À son adolescence, il avait l’habitude de se fouetter les jambes avec une branche d’arbre et de hennir, convaincu qu’il était un cheval, un animal qu’il tenait en admiration. Il allait jusqu’à manger de l’avoine pour s’en rapprocher encore plus. C’est à partir de cette époque qu’il commença à courir sur de longues distances pour le plaisir. La plupart du temps, face à des cavaliers devant traverser de larges territoires sur leurs montures. Des paris étaient pris et ceux qui misaient sur le Trotteur gagnaient presque toujours.

 

Alexis le TrotteurC’est du moins ce que prétend sa légende, car il est difficile de départager le vrai du faux. On sait qu’il mesurait cinq pieds et sept pouces, était doté d’une large cage thoracique, de grandes épaules et de longs bras en plus d’avoir des jambes musclées.
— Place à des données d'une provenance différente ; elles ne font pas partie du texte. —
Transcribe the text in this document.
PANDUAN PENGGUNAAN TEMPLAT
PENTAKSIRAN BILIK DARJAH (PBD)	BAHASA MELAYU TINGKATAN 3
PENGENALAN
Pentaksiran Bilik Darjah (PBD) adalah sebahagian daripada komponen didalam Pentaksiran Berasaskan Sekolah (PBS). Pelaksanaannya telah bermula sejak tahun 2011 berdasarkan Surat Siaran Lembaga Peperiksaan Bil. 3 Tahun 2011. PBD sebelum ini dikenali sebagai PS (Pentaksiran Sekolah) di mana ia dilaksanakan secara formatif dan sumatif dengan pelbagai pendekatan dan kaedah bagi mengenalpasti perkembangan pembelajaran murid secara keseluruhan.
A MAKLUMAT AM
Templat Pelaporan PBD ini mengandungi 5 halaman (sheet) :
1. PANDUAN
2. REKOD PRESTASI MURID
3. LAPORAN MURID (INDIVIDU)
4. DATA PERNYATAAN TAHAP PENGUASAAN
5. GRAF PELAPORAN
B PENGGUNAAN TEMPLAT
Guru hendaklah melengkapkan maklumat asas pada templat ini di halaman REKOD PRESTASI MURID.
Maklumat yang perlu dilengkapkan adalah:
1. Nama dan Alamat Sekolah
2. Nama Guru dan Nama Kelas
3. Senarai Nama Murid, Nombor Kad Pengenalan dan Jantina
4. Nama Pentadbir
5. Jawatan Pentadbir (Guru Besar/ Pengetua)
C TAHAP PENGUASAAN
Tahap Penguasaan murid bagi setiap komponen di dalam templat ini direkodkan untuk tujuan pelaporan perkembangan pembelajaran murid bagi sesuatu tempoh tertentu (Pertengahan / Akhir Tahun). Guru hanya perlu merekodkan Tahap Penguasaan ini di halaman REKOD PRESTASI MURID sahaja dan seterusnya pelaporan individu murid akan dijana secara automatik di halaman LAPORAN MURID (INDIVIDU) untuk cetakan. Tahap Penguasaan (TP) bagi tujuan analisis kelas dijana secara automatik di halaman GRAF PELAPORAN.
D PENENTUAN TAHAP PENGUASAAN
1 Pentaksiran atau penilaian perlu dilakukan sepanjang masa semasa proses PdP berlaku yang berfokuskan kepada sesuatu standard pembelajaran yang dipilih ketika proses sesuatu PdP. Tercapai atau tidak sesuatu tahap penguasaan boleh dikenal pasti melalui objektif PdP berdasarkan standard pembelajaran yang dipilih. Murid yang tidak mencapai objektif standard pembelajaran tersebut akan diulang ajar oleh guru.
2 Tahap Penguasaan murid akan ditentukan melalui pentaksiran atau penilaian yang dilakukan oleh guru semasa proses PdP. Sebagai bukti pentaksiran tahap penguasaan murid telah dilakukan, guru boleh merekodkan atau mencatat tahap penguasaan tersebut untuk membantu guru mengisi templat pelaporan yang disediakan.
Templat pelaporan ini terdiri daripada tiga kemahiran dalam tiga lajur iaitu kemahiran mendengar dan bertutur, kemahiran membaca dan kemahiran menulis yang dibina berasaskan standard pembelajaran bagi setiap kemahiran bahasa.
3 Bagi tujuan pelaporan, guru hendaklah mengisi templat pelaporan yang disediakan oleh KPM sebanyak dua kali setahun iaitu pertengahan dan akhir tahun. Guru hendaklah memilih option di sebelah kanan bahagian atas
Un physique qui lui aurait permis de devancer des chevaux, des chiens, des voitures, des trains et même des navires!

 

Il aurait ainsi couru 146 kilomètres en 12 heures entre La Malbaie et Bagotville pour devancer son père qui y allait en bateau. Il aurait déjà couru 240 kilomètres en une seule journée grâce à sa grande foulée et son endurance hors de l’ordinaire. Il pouvait danser sans se reposer toute une nuit. Il était un excellent sauteur et aucune clôture ne lui résistait. On le payait régulièrement pour des démonstrations de course à pied. Des exploits qui faisaient plus rire qu’autre chose à l’époque. Pourtant, des années après sa mort, des historiens s’étant penchés sur ses performances avancèrent qu’il était un formidable athlète et qu’il n’aurait certainement pas mal paru au premier marathon des Jeux olympiques moderne, en 1896, en Grèce.

 

Ces historiens se basèrent évidemment sur les exploits de course émanant du discours populaire et que ce « Cheval du Nord » aurait réalisé, mais également sur des faits réels et vérifiables : son squelette!

 

Une exhumation révélatrice

 

En novembre 1966, les ossements d’Alexis Lapointe sont exhumés au cimetière de La Malbaie par Jean-Claude Larouche, un étudiant universitaire de premier cycle en éducation physique. Un travail ardu puisqu’aucune pierre tombale n’indiquait le lieu exact où reposait son corps. Les conclusions de ses analyses rendues publiques cinq ans plus tard révélèrent que le coureur québécois avait un physique d’athlète exceptionnel. La légende d’Alexis le Trotteur faisait un grand bond vers l’avant!

 

Alexis le TrotteurSon squelette fut longtemps exposé au Musée du Saguenay-Lac-Saint-Jean à Chicoutimi avant de déménager au Musée de la pulperie. Au fil des années, des milliers de visiteurs se déplacèrent pour admirer les ossements et des objets ayant appartenu à ce coureur d’un autre temps. 

 

Ce spectacle ne plut pas à tout le monde et des voix se firent entendre réclamant une sépulture plus noble pour la dépouille d’Alexis Lapointe. Devant la pression populaire, le musée retournera les os du Trotteur à la municipalité de Clermont où ils seront inhumés en novembre 2009.

 

Une légende en héritage

 

Aujourd’hui que reste-t-il d’Alexis le Trotteur outre une plaque tombale et un lieu de recueillement pour ceux qui y font face? Pas grand-chose.

 

La vague de popularité de la course à pied des années 70 et 80 avait grandement contribué à la croissance de la renommée dans la tradition québécoise de ce petit homme issu d’un milieu modeste au XIXe siècle doté d’une aptitude exceptionnelle pour la course à pied. S’il est impossible de prouver la véracité de ses exploits de coureur et de sauteur, il est légitime de croire qu’ils reposent sur un fond de vérité appréciable.

 

Au cours des dix dernières années, la course à pied a connu un nouvel engouement au Québec. Il serait intéressant de voir la création d’une course portant le nom d’un des tout premiers « coureurs élite » de la province. Une belle manière de s’assurer que le souvenir d’Alexis Lapointe continuera de trotter dans nos pensées encore longtemps. Après tout, il est l’être de légende des coureurs du Québec.